Lunch avec JB qui m'a filé des cigarettes chinoises joliment nommées Double Happiness. On a évoqué, entre autres, les quarante ans des Belles-Soeurs et, trente secondes après qu'on se soit séparés, je suis tombé sur Michel Tremblay qui remontait Saint-Denis.

La vie est farcie de ces coïncidences et en général on les adore: d'où vient alors qu'elles nous insupportent dans les romans et dans les films? Il n'est guère qu'au théâtre que nous acceptions la convention sans renâcler, parce que le théâtre est supposé être irréel; pourtant la réalité est émaillée quotidiennement d'occurrences qui paraissent bien peu probables...

5 commentaires:

É. a dit...

J'arrête plus de vivre des trucs mal écrits. On dirait que Syd Field s'est emparé de mon destin. Le dernier dénouement n'est même pas crédible, tellement c'est mélo.

:0)

Mistral a dit...

Tu as vu Le voleur de bicyclette, emblématique du néoréalisme méditerranéen?

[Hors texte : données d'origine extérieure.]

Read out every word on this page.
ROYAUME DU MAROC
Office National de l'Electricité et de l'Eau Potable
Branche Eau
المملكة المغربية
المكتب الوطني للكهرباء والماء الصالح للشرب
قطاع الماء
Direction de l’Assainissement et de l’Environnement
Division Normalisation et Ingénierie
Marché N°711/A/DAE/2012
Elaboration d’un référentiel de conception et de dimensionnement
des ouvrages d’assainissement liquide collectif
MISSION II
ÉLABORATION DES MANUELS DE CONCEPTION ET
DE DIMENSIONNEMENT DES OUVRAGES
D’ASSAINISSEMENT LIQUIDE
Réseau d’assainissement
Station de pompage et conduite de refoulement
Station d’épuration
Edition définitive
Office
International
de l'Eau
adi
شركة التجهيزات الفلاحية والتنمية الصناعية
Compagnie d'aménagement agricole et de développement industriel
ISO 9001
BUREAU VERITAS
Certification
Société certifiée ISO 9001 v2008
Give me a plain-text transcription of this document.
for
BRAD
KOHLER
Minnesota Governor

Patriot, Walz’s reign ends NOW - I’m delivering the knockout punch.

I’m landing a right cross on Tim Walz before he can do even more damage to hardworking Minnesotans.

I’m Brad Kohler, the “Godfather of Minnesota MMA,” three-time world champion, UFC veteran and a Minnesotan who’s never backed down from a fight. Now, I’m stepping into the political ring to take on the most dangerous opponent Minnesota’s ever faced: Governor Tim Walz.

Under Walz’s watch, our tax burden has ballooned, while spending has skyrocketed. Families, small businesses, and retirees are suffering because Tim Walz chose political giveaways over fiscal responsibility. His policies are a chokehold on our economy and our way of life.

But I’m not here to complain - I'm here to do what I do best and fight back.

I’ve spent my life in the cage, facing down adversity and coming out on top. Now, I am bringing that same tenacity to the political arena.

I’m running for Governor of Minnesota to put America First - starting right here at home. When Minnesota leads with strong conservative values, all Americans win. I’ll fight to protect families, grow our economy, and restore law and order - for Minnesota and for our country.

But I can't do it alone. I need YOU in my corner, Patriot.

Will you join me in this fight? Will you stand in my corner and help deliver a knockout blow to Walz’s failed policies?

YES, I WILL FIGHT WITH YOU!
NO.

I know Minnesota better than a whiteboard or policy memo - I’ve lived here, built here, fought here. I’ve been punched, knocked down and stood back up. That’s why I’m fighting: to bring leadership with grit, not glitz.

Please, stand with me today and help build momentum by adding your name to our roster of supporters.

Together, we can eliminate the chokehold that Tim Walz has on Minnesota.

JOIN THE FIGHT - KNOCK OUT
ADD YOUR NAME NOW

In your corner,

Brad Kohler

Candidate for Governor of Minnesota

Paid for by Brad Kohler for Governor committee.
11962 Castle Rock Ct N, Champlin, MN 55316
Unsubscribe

Sorry, I guess it's a bit early to joke about it...

É. a dit...

Eh eh eh… De Sica aurait mieux écrit ma vie que ce que mon absurde destin a réussi à faire jusqu'à maintenant.

Mistral a dit...

Tu marches, prince parmi les hommes, et tu te plains le ventre plein.

Je compatis, tu le sais bien, non sans quelque jalousie toutefois: qu'aurait-il pu t'arriver de mieux à cette étape du livre de ta vie aventureuse, sinon te faire sauter ta bécane? Les pages que tu vas en tirer me font d'avance saliver.

Et puis ça change le deuil de place, dans ton coeur, vieux pirate, et puis tu vois que les gens t'aiment, et puis tu te retrouves nu, chrétien comme l'Écosse de tes aïeux et sauvage comme la Forêt Laurentienne de tes autres aïeux.

Love,

C.

É. a dit...

Oui, tout ça est vrai. J'ai qu'à saisir la barre du jour, comme disait l'autre. Satori.